Installing Linux on old hardware PC. Few thoughs on Puppy and Xubuntu Linux

Tuesday, January 24th, 2012

I needed a G/Linux distribution that will work fine on an old PC with hardware configuration:

guest@xubuntu-desktop:~$ grep -i cpu /proc/cpuinfo; free -m; df -h
cpu family : 6
cpu MHz : 797.613cpuid level : 2
total used free shared buffers cachedMem: 497 470 26 0 35 259-/+ buffers/cache: 176 321Swap: 1454 10 1444File System Size Used Free % Mounted on
/dev/sda1 37G 4,3G 31G 13% /

I've read a lot on the internet and come to the conclusion I have basicly two popular Linux distros as option to install on archaic x86 hardware:

1. Puppy Linux
2. Xubuntu Linux

I first give Puppy Linux a try. It worked quite nice, but the interface was too old school and the desktop felt like a bit out-dated.
Besides that many of the Puppy Linux shipped programs were not a mainstream programs available across most of the other Linux distributions.

Many of the programs shipped with Puppy are great, but more suitable for a computer geek than for a Windows accustomed GUI user.
Puppy Linux Screenshot

My opinion on Puppy (from what I've seen) is that its great distro for old school hardcore Linux users.
Anyways its not suitable for absolutely "uniniated" users who encounter Linux for a first time.

Secondly I installed Xubuntu.
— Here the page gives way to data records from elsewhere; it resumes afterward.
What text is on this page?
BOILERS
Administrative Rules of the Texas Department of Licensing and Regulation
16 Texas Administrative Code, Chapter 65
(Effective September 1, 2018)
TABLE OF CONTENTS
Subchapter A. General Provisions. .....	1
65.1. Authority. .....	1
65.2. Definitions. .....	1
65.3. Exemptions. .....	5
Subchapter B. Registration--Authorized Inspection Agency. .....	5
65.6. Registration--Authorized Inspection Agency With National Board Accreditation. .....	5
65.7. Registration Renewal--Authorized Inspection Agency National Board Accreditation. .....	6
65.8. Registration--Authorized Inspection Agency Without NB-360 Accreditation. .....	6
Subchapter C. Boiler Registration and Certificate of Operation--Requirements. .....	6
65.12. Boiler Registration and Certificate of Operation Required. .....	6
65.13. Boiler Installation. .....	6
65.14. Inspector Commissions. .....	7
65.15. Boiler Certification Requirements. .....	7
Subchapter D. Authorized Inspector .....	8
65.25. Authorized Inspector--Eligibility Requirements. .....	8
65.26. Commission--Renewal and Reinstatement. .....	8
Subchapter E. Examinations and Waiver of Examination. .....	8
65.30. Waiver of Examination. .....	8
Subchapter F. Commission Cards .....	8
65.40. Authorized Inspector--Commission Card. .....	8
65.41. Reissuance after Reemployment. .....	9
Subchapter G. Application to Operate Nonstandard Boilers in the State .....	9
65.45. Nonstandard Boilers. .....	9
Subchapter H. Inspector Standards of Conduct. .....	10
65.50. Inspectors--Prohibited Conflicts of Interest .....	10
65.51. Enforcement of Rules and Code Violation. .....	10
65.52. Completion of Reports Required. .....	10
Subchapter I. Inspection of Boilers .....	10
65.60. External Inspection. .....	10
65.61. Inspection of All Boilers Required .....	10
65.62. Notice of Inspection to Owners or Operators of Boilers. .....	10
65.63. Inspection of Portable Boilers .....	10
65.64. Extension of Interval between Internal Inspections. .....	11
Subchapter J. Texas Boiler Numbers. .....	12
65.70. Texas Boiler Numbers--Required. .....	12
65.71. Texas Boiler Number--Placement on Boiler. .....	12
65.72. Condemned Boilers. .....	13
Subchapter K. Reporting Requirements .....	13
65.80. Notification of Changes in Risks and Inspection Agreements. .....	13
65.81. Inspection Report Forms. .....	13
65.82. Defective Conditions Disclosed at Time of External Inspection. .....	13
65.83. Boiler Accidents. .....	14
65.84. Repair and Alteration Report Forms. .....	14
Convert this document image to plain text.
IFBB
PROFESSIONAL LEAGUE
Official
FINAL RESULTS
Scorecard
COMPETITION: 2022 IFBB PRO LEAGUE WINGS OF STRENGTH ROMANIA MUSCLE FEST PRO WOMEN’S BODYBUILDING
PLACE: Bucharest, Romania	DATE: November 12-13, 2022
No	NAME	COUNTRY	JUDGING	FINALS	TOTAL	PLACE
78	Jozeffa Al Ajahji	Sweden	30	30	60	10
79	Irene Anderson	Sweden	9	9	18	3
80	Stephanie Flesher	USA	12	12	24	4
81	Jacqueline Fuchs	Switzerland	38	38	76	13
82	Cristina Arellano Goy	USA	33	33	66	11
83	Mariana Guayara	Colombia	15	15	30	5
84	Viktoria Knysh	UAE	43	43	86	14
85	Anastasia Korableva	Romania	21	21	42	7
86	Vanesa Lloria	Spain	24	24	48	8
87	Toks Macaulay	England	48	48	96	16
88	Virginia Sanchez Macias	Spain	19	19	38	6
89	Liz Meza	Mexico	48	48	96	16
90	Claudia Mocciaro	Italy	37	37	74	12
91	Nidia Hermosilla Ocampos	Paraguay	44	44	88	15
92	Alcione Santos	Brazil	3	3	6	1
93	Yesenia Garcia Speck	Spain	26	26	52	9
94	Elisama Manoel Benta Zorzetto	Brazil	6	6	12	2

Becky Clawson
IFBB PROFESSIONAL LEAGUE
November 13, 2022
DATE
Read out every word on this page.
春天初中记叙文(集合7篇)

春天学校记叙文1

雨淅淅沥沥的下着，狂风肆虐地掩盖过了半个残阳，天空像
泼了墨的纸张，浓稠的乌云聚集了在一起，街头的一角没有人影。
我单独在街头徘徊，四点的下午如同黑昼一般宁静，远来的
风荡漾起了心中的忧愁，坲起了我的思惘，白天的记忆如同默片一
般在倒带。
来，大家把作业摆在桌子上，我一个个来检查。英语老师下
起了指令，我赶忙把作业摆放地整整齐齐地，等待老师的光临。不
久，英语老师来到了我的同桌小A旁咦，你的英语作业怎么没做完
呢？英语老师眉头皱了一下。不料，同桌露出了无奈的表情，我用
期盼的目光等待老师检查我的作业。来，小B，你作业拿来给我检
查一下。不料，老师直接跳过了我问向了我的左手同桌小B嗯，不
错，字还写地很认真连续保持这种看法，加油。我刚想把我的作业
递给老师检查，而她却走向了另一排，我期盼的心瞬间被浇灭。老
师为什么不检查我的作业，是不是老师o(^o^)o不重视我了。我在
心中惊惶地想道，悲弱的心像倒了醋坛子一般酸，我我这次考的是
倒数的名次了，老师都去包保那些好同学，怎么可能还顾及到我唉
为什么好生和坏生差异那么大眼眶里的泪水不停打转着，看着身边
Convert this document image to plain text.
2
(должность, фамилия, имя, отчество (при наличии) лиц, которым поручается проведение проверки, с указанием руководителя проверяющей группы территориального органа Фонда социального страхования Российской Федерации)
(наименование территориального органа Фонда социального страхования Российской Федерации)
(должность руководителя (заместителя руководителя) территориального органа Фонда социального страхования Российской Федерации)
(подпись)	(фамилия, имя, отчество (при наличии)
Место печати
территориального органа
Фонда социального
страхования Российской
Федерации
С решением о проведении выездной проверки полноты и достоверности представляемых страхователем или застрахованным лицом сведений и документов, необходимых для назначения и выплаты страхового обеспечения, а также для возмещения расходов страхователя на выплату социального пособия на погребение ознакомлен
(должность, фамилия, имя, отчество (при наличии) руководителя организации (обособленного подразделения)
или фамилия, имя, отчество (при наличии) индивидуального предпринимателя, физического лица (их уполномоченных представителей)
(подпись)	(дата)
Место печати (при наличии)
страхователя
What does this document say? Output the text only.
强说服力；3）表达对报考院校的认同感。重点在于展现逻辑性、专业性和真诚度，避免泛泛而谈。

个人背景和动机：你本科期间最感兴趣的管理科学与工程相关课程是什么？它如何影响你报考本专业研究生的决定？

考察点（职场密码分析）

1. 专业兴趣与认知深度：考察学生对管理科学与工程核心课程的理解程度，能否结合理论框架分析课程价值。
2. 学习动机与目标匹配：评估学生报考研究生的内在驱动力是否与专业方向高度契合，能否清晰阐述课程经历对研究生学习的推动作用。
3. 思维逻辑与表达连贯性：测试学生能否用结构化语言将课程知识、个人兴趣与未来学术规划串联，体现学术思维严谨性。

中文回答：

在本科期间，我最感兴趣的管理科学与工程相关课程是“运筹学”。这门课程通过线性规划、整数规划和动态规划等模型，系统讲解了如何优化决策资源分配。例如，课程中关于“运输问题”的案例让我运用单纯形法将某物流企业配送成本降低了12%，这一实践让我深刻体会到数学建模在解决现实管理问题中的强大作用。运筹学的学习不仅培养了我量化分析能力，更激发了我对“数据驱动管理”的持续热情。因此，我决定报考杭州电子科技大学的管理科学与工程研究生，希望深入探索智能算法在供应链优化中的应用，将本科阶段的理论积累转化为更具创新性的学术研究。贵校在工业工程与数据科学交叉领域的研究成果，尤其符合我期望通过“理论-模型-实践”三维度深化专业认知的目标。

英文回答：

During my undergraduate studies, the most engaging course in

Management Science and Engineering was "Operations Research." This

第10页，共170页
Most of the archaic hardware on the PC was detected during install time (a pleasently surprise).
Xubunto works fast and Xfce menus opens "light fast" as on the old 800Mhz pc with 512 mem of ram. Generally the GUI worked quick and responsive.
To conclude I liked Xubuntu a lot and I strongly recommend it to anyone who want to quickly roll on Linux on an old PC.
Xubuntu GNU / Linux theme

What impressed me most is the minimalistic look & feel and simplicity.

I'm sure Debian will be working great on old hardware as well, however configuring it will be hell a lot of work. Thus I think Xubuntu is a good choice for people who want save some time in obscure configurations and easily have a neat Linux ready for desktop use.